Researchers at Rice University have made significant progress in unraveling the mechanisms behind chromosome structure development throughout the cell’s lifecycle. Their recent study, published in the Proceedings of the National Academy of Science, delves into the motorized processes that actively shape chromosome organization.
The study, led by Peter Wolynes, a professor at Rice University, sheds light on how motorized processes impact chromosome structures and cellular functions. Wolynes, who is also the D.R. Bullard-Welch Foundation Professor of Science, Chemistry, Biosciences, Physics, and Astronomy, as well as the co-director of the Center for Theoretical Biological Physics (CTBP), introduced two types of motorized chain models: swimming motors and grappling motors.
Swimming motors, akin to RNA polymerases, assist in expanding and contracting the chromatin fiber during gene decoding. On the other hand, grappling motors bring distant chromatin segments together, forming essential long-range correlations to maintain chromosome integrity.
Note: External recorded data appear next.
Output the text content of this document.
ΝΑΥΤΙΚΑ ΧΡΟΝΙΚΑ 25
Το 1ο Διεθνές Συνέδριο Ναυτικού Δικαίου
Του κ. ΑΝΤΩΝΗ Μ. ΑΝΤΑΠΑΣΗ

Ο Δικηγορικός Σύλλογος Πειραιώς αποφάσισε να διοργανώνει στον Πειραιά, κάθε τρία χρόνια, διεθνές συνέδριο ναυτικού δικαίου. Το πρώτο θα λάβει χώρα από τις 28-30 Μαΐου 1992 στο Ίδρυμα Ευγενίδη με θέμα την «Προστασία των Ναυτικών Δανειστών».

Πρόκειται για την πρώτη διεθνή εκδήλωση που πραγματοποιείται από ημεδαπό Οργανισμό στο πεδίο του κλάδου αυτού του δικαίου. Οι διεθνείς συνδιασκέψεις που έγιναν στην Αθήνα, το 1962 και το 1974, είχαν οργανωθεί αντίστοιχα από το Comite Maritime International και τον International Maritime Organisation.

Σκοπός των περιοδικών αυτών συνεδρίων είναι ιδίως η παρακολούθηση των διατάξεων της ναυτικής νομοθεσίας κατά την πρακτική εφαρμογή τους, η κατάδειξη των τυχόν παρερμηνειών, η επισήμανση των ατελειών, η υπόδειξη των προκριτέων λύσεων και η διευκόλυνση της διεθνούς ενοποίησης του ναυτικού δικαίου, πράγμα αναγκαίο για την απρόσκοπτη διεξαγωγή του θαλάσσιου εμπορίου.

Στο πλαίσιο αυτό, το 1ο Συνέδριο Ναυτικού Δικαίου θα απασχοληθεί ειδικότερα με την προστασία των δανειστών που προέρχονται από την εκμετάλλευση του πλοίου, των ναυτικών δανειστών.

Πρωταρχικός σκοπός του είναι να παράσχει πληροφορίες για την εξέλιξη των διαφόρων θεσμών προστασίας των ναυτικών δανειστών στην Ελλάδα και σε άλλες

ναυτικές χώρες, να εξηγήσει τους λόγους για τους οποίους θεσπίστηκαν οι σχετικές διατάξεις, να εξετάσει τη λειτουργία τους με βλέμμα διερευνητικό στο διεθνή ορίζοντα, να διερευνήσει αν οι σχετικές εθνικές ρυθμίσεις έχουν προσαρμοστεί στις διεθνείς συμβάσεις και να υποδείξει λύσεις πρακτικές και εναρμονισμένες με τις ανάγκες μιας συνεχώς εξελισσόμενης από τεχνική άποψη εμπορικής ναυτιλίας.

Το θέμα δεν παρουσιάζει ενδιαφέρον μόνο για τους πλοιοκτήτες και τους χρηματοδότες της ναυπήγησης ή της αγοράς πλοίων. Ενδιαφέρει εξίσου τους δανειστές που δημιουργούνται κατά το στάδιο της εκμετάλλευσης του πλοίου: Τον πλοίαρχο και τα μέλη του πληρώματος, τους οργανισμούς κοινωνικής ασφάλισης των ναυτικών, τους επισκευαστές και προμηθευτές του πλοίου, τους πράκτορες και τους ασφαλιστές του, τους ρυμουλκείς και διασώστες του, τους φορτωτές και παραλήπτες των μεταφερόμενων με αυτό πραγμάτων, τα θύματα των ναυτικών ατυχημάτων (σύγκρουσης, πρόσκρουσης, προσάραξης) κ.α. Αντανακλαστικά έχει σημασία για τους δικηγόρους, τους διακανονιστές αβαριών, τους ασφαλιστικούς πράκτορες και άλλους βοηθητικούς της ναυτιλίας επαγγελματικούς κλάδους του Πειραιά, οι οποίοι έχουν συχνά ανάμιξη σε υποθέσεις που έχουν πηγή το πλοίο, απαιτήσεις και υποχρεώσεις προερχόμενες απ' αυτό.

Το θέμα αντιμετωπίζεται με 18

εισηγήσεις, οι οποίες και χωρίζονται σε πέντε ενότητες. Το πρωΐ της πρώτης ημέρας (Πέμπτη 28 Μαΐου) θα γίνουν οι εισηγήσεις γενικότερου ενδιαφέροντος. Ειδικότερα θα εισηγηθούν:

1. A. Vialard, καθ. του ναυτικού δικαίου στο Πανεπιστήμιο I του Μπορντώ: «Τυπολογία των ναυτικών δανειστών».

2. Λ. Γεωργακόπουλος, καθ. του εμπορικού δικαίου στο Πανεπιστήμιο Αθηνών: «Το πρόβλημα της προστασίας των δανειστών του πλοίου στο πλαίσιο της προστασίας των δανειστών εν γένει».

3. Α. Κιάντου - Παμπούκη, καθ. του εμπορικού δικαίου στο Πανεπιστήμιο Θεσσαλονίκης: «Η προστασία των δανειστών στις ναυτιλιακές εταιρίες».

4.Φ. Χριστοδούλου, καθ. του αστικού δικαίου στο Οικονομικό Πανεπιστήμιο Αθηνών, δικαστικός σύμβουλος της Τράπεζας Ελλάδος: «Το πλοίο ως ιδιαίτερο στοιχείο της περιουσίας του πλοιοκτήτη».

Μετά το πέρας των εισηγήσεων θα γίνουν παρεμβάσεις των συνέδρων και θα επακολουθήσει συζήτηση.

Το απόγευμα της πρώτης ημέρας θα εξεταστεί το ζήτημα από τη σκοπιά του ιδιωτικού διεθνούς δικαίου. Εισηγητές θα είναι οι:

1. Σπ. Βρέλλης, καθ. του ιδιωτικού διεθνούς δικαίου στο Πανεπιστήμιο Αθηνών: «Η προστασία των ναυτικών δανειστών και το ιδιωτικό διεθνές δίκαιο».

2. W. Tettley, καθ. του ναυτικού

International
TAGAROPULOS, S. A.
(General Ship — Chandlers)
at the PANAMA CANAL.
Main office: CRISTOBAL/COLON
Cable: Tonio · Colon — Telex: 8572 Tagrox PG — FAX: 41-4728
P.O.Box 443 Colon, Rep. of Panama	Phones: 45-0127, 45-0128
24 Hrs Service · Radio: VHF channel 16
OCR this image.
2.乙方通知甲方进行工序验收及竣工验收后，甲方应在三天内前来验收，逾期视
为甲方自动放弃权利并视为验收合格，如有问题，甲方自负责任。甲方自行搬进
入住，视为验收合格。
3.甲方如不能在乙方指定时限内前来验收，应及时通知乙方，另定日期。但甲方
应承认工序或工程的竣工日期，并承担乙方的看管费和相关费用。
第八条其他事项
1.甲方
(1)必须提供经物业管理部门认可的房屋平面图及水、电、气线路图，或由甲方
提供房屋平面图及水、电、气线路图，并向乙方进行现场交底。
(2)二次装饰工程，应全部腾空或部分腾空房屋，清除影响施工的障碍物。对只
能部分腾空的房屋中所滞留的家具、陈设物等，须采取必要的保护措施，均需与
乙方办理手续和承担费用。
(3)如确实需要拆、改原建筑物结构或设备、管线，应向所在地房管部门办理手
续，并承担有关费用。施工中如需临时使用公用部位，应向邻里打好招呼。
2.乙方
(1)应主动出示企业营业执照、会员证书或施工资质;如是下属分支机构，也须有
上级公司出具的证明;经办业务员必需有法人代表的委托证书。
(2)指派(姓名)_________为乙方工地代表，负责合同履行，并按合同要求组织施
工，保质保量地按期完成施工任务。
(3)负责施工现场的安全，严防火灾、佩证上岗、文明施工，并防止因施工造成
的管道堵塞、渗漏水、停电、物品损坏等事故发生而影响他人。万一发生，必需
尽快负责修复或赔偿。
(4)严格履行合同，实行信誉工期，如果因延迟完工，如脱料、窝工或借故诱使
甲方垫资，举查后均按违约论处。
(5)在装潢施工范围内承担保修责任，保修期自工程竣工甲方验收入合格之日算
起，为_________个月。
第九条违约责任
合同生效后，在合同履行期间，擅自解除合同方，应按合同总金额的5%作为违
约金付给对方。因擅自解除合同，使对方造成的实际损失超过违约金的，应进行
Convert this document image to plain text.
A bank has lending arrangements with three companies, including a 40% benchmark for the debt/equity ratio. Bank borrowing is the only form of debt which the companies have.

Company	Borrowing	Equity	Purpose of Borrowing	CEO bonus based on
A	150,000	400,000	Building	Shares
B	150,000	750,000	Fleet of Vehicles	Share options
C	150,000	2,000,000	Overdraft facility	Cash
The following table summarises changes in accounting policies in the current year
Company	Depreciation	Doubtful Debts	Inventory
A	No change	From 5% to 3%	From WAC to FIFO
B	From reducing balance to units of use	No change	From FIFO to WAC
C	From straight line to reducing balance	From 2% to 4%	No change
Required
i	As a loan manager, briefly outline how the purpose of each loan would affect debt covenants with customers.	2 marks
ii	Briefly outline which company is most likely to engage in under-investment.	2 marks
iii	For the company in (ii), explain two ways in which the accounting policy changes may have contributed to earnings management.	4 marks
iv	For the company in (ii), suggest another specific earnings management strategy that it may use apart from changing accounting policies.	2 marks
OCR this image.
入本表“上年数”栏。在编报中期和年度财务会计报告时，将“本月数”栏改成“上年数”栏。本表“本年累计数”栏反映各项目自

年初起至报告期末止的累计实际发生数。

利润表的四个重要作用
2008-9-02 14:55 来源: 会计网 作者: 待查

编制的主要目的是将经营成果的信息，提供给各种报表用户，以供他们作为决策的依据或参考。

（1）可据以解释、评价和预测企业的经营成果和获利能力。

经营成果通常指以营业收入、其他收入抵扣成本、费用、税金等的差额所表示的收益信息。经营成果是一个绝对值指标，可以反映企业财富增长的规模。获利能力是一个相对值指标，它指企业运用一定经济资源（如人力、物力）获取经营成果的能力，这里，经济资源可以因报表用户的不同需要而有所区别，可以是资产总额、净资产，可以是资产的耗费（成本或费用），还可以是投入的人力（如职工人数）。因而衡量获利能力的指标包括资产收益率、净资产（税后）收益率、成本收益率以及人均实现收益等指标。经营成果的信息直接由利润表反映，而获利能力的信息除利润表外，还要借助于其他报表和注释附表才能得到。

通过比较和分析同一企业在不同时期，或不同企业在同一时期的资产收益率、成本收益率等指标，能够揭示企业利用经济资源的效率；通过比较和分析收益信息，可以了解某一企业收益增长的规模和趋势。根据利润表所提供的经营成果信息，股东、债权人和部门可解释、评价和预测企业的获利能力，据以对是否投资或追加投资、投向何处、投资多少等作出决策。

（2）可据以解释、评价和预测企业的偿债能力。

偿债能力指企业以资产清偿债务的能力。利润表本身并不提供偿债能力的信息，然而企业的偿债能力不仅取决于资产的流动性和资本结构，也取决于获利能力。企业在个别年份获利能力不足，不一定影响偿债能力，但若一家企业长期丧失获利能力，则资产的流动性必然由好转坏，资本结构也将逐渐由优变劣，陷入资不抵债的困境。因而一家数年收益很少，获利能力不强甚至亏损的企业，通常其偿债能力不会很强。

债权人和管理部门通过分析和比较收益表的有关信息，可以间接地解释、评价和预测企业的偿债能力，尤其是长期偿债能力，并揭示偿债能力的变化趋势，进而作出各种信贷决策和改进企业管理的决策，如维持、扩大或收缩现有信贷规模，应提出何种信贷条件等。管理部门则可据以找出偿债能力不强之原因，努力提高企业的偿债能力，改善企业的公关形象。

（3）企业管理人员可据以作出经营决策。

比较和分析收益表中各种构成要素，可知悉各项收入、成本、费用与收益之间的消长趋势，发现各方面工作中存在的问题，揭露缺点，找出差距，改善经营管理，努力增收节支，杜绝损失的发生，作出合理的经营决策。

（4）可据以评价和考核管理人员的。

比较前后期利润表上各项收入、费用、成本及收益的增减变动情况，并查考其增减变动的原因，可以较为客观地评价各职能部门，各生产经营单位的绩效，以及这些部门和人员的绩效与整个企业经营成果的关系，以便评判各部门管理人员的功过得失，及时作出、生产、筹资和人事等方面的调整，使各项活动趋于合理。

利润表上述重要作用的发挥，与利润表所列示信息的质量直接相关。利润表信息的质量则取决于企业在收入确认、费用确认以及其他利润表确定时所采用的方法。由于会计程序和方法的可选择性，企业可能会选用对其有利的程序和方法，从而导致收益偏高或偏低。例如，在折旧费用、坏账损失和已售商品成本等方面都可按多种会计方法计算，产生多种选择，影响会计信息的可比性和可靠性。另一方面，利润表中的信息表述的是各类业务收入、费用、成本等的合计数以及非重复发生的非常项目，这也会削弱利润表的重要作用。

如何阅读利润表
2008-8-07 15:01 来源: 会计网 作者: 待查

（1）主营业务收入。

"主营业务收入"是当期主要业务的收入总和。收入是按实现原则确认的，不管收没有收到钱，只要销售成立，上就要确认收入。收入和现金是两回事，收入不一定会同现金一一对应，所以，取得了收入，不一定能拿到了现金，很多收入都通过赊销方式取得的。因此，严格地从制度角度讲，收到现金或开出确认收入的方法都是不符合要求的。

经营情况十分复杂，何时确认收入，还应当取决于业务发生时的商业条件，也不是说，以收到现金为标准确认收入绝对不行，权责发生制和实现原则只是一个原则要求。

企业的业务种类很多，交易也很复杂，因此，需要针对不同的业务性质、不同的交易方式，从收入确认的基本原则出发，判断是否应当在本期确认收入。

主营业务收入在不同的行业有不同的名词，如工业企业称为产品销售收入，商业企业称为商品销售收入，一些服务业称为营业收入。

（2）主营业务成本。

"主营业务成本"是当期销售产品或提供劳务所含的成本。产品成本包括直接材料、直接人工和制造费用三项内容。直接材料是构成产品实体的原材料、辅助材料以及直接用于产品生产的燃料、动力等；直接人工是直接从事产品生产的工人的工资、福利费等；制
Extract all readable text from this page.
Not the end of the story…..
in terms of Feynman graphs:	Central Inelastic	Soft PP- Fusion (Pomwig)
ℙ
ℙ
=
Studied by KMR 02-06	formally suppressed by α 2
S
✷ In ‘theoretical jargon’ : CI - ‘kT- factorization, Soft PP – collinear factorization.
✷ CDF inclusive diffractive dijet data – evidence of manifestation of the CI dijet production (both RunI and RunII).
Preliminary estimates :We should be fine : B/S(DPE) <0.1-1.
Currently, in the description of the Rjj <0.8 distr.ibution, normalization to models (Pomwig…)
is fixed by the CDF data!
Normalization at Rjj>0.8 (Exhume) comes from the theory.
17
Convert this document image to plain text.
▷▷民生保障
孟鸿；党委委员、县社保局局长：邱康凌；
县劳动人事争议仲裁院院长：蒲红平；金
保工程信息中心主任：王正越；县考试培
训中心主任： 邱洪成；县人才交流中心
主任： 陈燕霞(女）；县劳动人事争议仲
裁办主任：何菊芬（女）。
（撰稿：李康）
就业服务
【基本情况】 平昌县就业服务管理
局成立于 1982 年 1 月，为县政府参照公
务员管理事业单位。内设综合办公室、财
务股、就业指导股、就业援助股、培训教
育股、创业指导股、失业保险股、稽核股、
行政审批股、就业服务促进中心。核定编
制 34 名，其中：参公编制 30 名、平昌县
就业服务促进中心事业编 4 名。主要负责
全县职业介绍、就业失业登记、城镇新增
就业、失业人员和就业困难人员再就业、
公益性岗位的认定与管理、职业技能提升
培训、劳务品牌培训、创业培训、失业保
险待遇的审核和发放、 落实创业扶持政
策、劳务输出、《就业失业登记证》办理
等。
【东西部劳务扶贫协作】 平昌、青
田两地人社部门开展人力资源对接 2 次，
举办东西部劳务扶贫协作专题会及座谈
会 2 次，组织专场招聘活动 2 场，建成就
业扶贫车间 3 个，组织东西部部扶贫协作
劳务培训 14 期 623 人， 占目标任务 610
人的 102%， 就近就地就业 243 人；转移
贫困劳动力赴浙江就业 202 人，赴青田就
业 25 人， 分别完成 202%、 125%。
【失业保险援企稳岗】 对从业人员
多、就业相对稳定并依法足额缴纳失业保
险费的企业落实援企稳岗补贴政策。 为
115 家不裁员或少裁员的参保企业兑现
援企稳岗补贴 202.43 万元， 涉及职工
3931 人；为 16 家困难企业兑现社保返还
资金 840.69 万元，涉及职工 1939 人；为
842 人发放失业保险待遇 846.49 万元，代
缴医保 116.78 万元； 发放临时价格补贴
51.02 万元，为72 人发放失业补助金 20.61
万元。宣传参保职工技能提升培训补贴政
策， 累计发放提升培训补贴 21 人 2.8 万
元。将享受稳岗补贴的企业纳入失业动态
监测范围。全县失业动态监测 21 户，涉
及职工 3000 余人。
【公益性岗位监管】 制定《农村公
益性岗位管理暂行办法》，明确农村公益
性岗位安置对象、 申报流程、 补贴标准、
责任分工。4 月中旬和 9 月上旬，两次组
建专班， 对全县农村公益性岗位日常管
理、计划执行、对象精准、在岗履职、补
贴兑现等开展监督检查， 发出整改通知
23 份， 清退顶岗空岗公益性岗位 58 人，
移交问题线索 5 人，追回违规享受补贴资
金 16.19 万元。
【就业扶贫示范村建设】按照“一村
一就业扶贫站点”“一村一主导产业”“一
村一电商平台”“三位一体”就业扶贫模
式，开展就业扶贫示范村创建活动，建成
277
The role of motor proteins, which consume chemical energy, is crucial in shaping chromosome architecture. The researchers investigated how these proteins influence ideal polymer chains and discovered that swimming motors can induce either contraction or expansion based on the applied forces. In contrast, grappling motors consistently produce long-range effects, aligning with observations from Hi-C experiments that identify chromatin interactions in the cell nucleus during interphase.
During interphase, a stage in the cell cycle when cells are not dividing, chromosomes are decondensed and dispersed throughout the nucleus. The weak motors responsible for this process often encounter obstacles when forming loops. To address this, the researchers sought ways to enhance their speed.
Zhiyu Cao, a graduate student at CTBP and co-author of the study, highlighted the significance of the research’s theoretical modeling of chromosome chain organization by motor proteins. Through a statistical mechanics approach, the team developed a self-consistent description predicting the spatial distribution of loop extrusion probabilities. This model elucidated how motors overcome the forces exerted by tumbling DNA, ensuring efficient packing of the lengthy chromosome chain.